Top 10 Defense of Literature

In an ideal world the arts don't need any justification, an end in itself. But in a world of philistines and ideologues who wish to destroy art, we need the critic to defend literature. As John Stuart Mill says, Literature is not heard but overheard.

It is mute and cannot say what it is, among other things the most intense use of words about the human condition.

Peter Yan said...

Top 10 Defence of Literature

A Defence of English Literature
10. Literature is a genuine human creation, a language like math and music, which does not occur in nature. What is defined as culture is a) giving nature a human form (the sounds of nature are not the sounds of music) b) the best that has been thought and said.

9. Political/Scientific reasons: Literature presents different visions of the world we want or don't want, a way to measure and choose politicians and policies when we vote. It even guides and inspires science, as the visions of literature are being realized, such as Icarus and hang-gliding, or computers that write and respond to vocal commands, even the cellular phone, an influence from sci-fi Star Trek. Also, politicians and governments do not sink to their lowest level of brutality, inflicting the greatest misery on the greatest number, until they rationalize it in words. See Hitler's Mein Kampf. Be able to read to know difference between ideas which are for or against life, and not accept them passively.

8. Literature reminds us of our need for primary concerns which we share with animals, (especially our concerns for food and water, sex, clothing, shelter, and unimpeded movement), over secondary concerns which are our loyalties to a group/mob and beliefs like capitalism, religion, communism. Too often we go to war because we don't like how another group thinks.

Many stories are also of a paradise lost and gained (e.g. story of Eden, Atlantis, the Garden of Hesperides) and we can't go anywhere unless nature is looked after as well, a strong message for the troubled environment we live in.

7 One missed point Art is therapeutic. Watching Hollywood movies is the most obvious application of art to cheer us up. Most movies are adaptations of books. No books = no movies, as scripts themselves are written in a literary form, and are direct descendants of drama and theatre. Books and other arts (role-playing) provide a healthy catharsis and emotional release, as a healthy mind is the basis of all health.

6. Reading stories force us to identify with the main character who often is very
different from us. This ability to identify, to walk in someone else's shoes, helps us to identify with and learn tolerance for people who dress, think, speak, act and worship differently.

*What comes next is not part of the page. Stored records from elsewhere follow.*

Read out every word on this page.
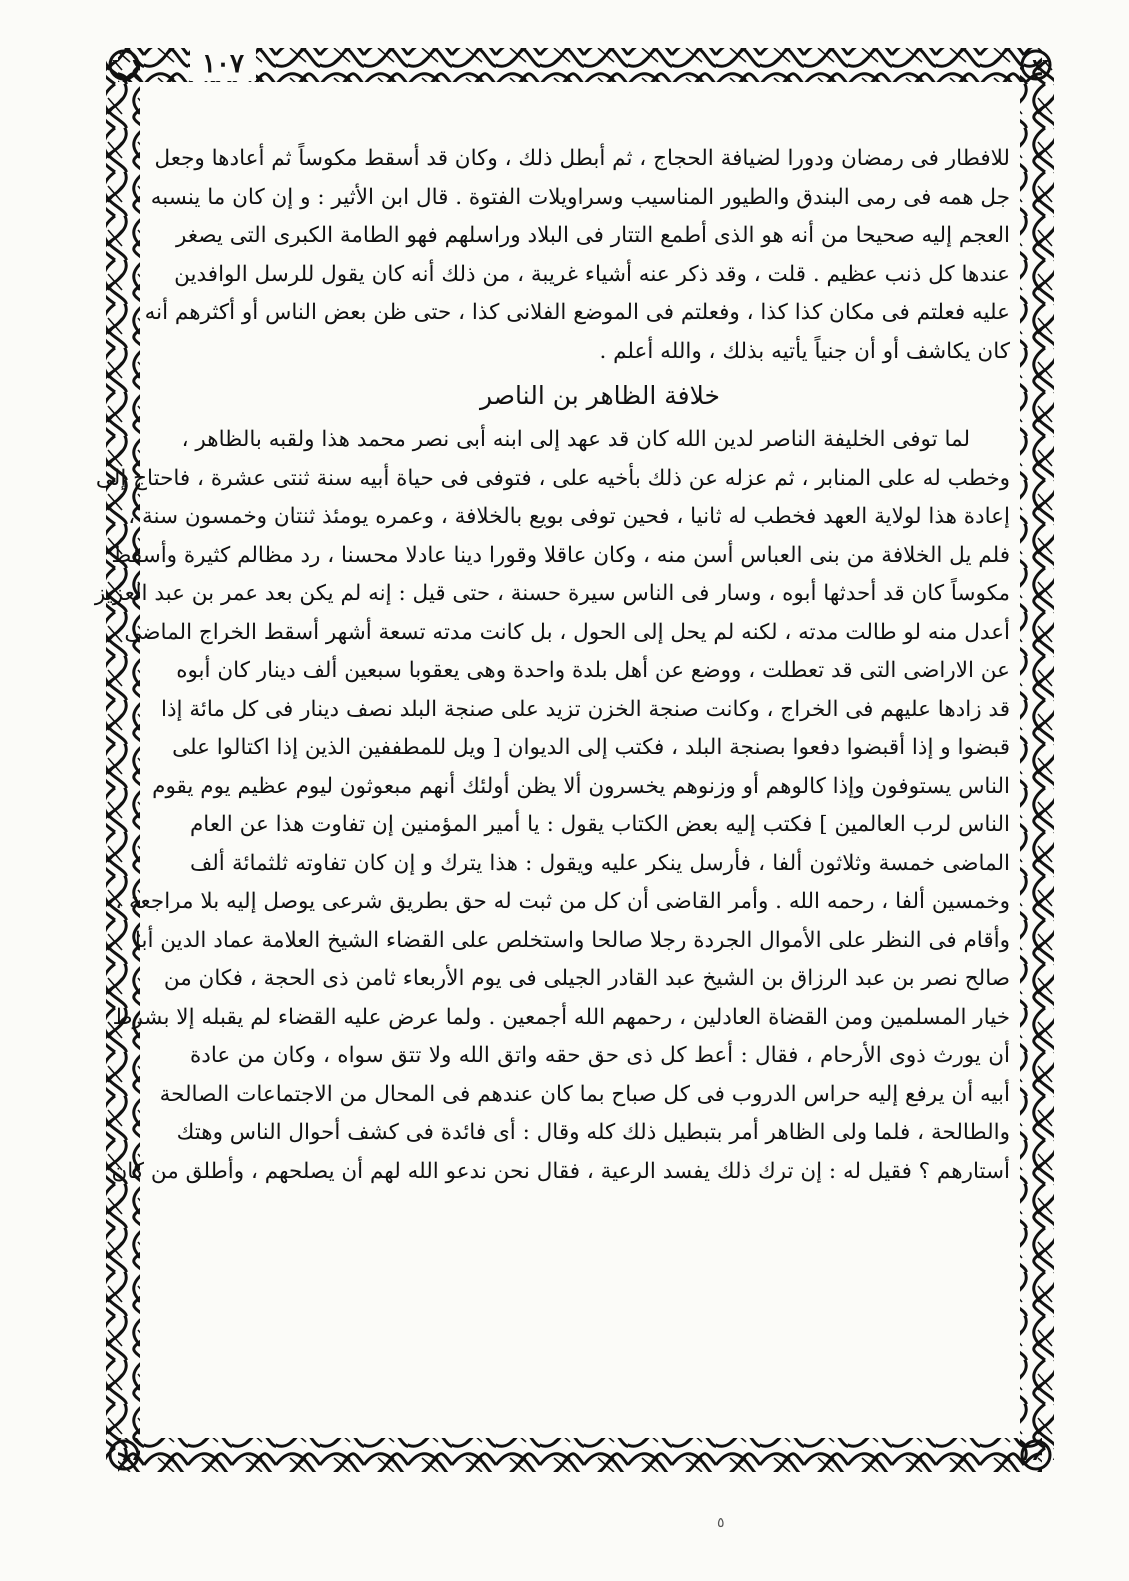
١٠٧
للافطار فى رمضان ودورا لضيافة الحجاج ، ثم أبطل ذلك ، وكان قد أسقط مكوساً ثم أعادها وجعل
جل همه فى رمى البندق والطيور المناسيب وسراويلات الفتوة . قال ابن الأثير : و إن كان ما ينسبه
العجم إليه صحيحا من أنه هو الذى أطمع التتار فى البلاد وراسلهم فهو الطامة الكبرى التى يصغر
عندها كل ذنب عظيم . قلت ، وقد ذكر عنه أشياء غريبة ، من ذلك أنه كان يقول للرسل الوافدين
عليه فعلتم فى مكان كذا كذا ، وفعلتم فى الموضع الفلانى كذا ، حتى ظن بعض الناس أو أكثرهم أنه
كان يكاشف أو أن جنياً يأتيه بذلك ، والله أعلم .
خلافة الظاهر بن الناصر
لما توفى الخليفة الناصر لدين الله كان قد عهد إلى ابنه أبى نصر محمد هذا ولقبه بالظاهر ،
وخطب له على المنابر ، ثم عزله عن ذلك بأخيه على ، فتوفى فى حياة أبيه سنة ثنتى عشرة ، فاحتاج إلى
إعادة هذا لولاية العهد فخطب له ثانيا ، فحين توفى بويع بالخلافة ، وعمره يومئذ ثنتان وخمسون سنة ،
فلم يل الخلافة من بنى العباس أسن منه ، وكان عاقلا وقورا دينا عادلا محسنا ، رد مظالم كثيرة وأسقط
مكوساً كان قد أحدثها أبوه ، وسار فى الناس سيرة حسنة ، حتى قيل : إنه لم يكن بعد عمر بن عبد العزيز
أعدل منه لو طالت مدته ، لكنه لم يحل إلى الحول ، بل كانت مدته تسعة أشهر أسقط الخراج الماضى
عن الاراضى التى قد تعطلت ، ووضع عن أهل بلدة واحدة وهى يعقوبا سبعين ألف دينار كان أبوه
قد زادها عليهم فى الخراج ، وكانت صنجة الخزن تزيد على صنجة البلد نصف دينار فى كل مائة إذا
قبضوا و إذا أقبضوا دفعوا بصنجة البلد ، فكتب إلى الديوان [ ويل للمطففين الذين إذا اكتالوا على
الناس يستوفون وإذا كالوهم أو وزنوهم يخسرون ألا يظن أولئك أنهم مبعوثون ليوم عظيم يوم يقوم
الناس لرب العالمين ] فكتب إليه بعض الكتاب يقول : يا أمير المؤمنين إن تفاوت هذا عن العام
الماضى خمسة وثلاثون ألفا ، فأرسل ينكر عليه ويقول : هذا يترك و إن كان تفاوته ثلثمائة ألف
وخمسين ألفا ، رحمه الله . وأمر القاضى أن كل من ثبت له حق بطريق شرعى يوصل إليه بلا مراجعة ،
وأقام فى النظر على الأموال الجردة رجلا صالحا واستخلص على القضاء الشيخ العلامة عماد الدين أبا
صالح نصر بن عبد الرزاق بن الشيخ عبد القادر الجيلى فى يوم الأربعاء ثامن ذى الحجة ، فكان من
خيار المسلمين ومن القضاة العادلين ، رحمهم الله أجمعين . ولما عرض عليه القضاء لم يقبله إلا بشرط
أن يورث ذوى الأرحام ، فقال : أعط كل ذى حق حقه واتق الله ولا تتق سواه ، وكان من عادة
أبيه أن يرفع إليه حراس الدروب فى كل صباح بما كان عندهم فى المحال من الاجتماعات الصالحة
والطالحة ، فلما ولى الظاهر أمر بتبطيل ذلك كله وقال : أى فائدة فى كشف أحوال الناس وهتك
أستارهم ؟ فقيل له : إن ترك ذلك يفسد الرعية ، فقال نحن ندعو الله لهم أن يصلحهم ، وأطلق من كان
٥
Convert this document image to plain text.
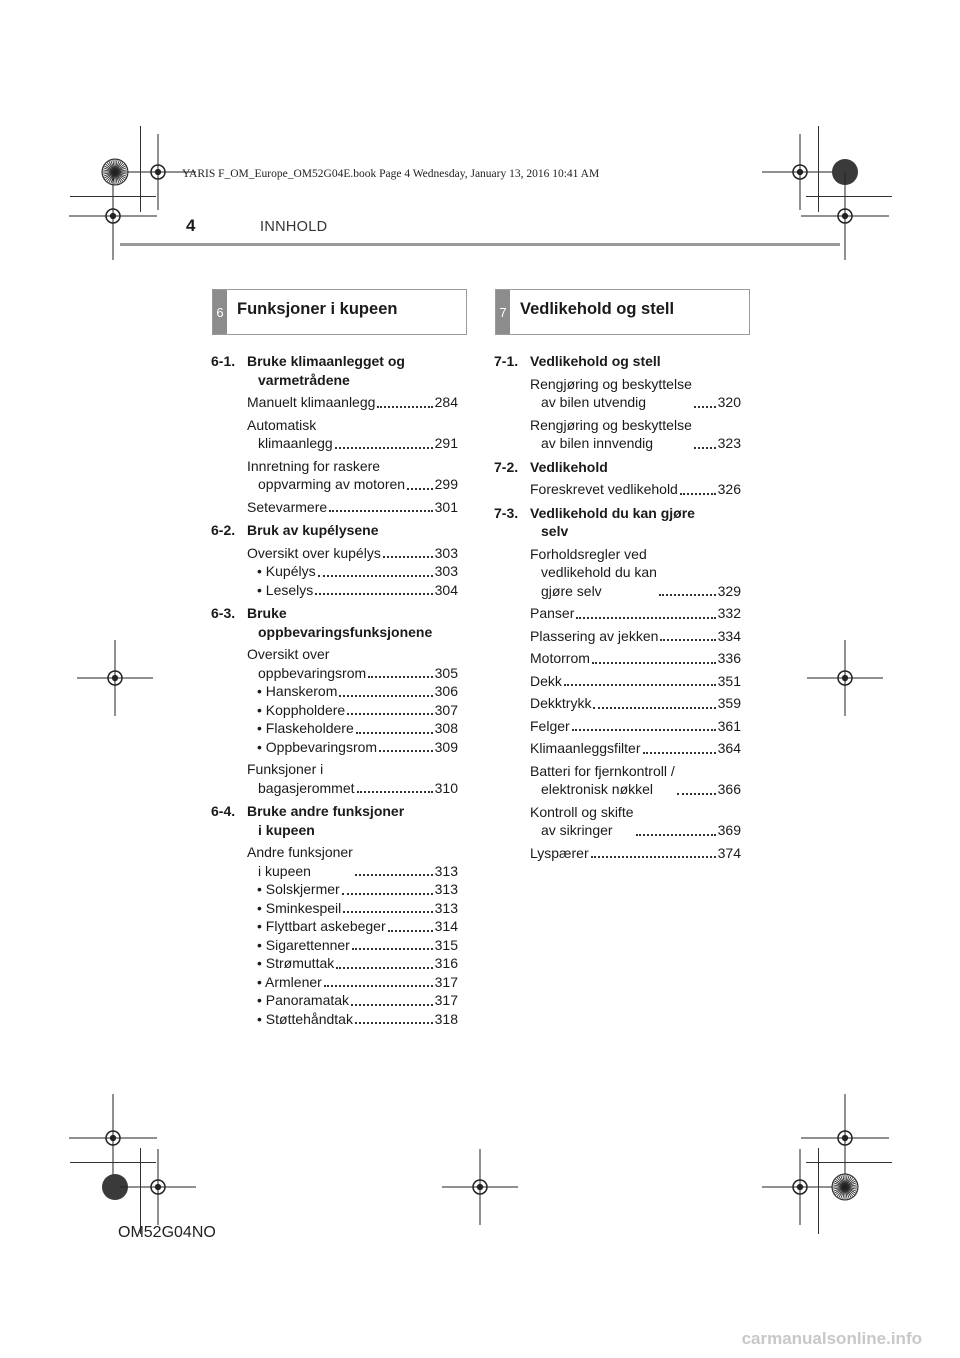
YARIS F_OM_Europe_OM52G04E.book Page 4 Wednesday, January 13, 2016 10:41 AM
4	INNHOLD
6 Funksjoner i kupeen	7 Vedlikehold og stell
6-1. Bruke klimaanlegget og
varmetrådene
Manuelt klimaanlegg	284
Automatisk
klimaanlegg	291
Innretning for raskere
oppvarming av motoren 299
Setevarmere	301
6-2. Bruk av kupélysene
Oversikt over kupélys	303
• Kupélys	303
• Leselys	304
6-3. Bruke
oppbevaringsfunksjonene
Oversikt over
oppbevaringsrom	305
• Hanskerom	306
• Koppholdere	307
• Flaskeholdere	308
• Oppbevaringsrom	309
Funksjoner i
bagasjerommet	310
6-4. Bruke andre funksjoner
i kupeen
Andre funksjoner
i kupeen	313
• Solskjermer	313
• Sminkespeil	313
• Flyttbart askebeger	314
• Sigarettenner	315
• Strømuttak	316
• Armlener	317
• Panoramatak	317
• Støttehåndtak	318
7-1. Vedlikehold og stell
Rengjøring og beskyttelse
av bilen utvendig	320
Rengjøring og beskyttelse
av bilen innvendig	323
7-2. Vedlikehold
Foreskrevet vedlikehold	326
7-3. Vedlikehold du kan gjøre
selv
Forholdsregler ved
vedlikehold du kan
gjøre selv	329
Panser	332
Plassering av jekken	334
Motorrom	336
Dekk	351
Dekktrykk	359
Felger	361
Klimaanleggsfilter	364
Batteri for fjernkontroll /
elektronisk nøkkel	366
Kontroll og skifte
av sikringer	369
Lyspærer	374
OM52G04NO
carmanualsonline.info
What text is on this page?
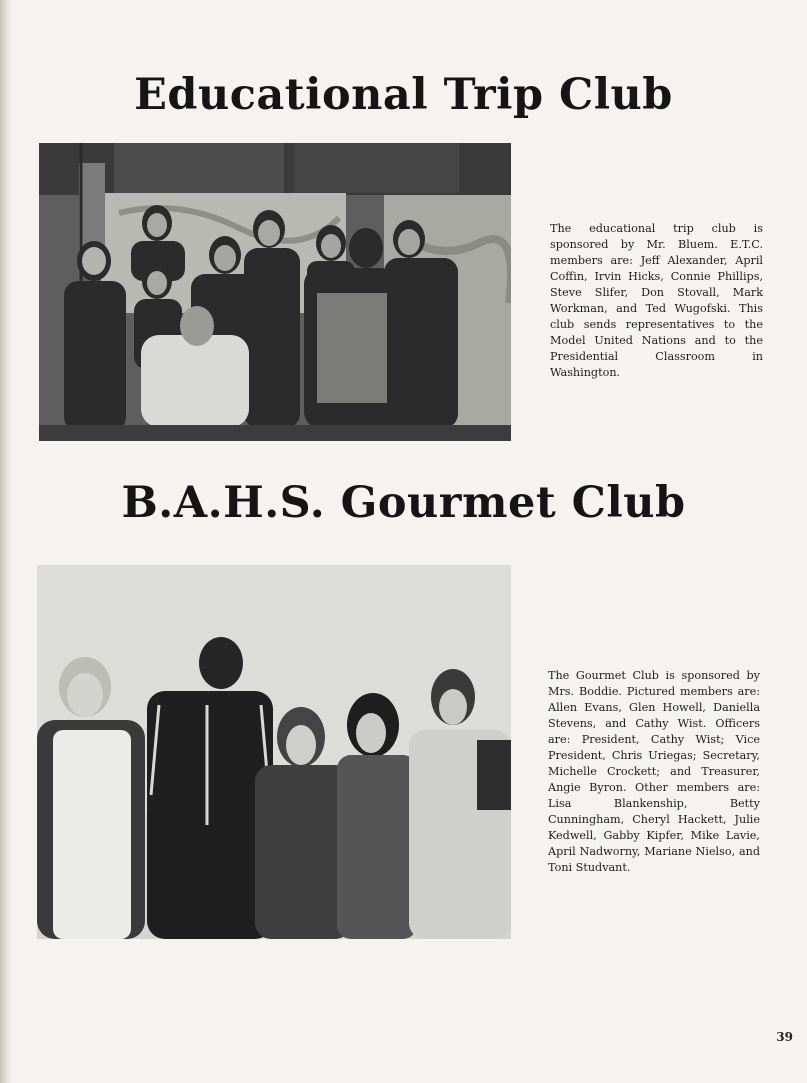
Educational Trip Club

The educational trip club is sponsored by Mr. Bluem. E.T.C. members are: Jeff Alexander, April Coffin, Irvin Hicks, Connie Phillips, Steve Slifer, Don Stovall, Mark Workman, and Ted Wugofski. This club sends representatives to the Model United Nations and to the Presidential Classroom in Washington.

B.A.H.S. Gourmet Club

The Gourmet Club is sponsored by Mrs. Boddie. Pictured members are: Allen Evans, Glen Howell, Daniella Stevens, and Cathy Wist. Officers are: President, Cathy Wist; Vice President, Chris Uriegas; Secretary, Michelle Crockett; and Treasurer, Angie Byron. Other members are: Lisa Blankenship, Betty Cunningham, Cheryl Hackett, Julie Kedwell, Gabby Kipfer, Mike Lavie, April Nadworny, Mariane Nielso, and Toni Studvant.

39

5. Literature brings the past and future into the present through stories which tell us about ourselves-revealing the human condition. Literary stories happens. Stories of Narcissus (when we buy clothes), Orpheus (at rock concerts), David and Goliath (the underdog in sports), the Hare and Tortoise (complacency in jobs/class), Peter Pan (men who are forever boys), Cinderella (every Cosmo magazine).

4. We learn more about a genuine life, love, and power in reading than we usually do in life, a relationship, or our work - unless you are very exceptional. Life is full of the destructive random acts of fate, broken relationships and families, and missed opportunities. Literature is a virtual reality in which the reader is the hero and encounters intense experiences which reality cannot provide.

3. Literature comes in a finite form (only so many pages) which contains the infinite (unlimited commentary) -- and can speak to many ages/cultures beyond it own age/culture.

2. Literature educates and exercises your mind/imagination in the same way physical activity exercises your body. We can apply this learning, this educated imagination, in a variety of ways, just as we can apply our athletic skills in a variety of activities/sports.

I. We can’t participate in society unless we learn to use our imagination. Every job, position, relationship is tinged by original sin and what makes the it bearable is the guiding ideal that only our imagination can perceive and we attempt to realize — even if the attempt is impossible (doctors attempt a perfect world of health, lawyers a world of justice, social workers a world without broken lives, teachers a world of wisdom.)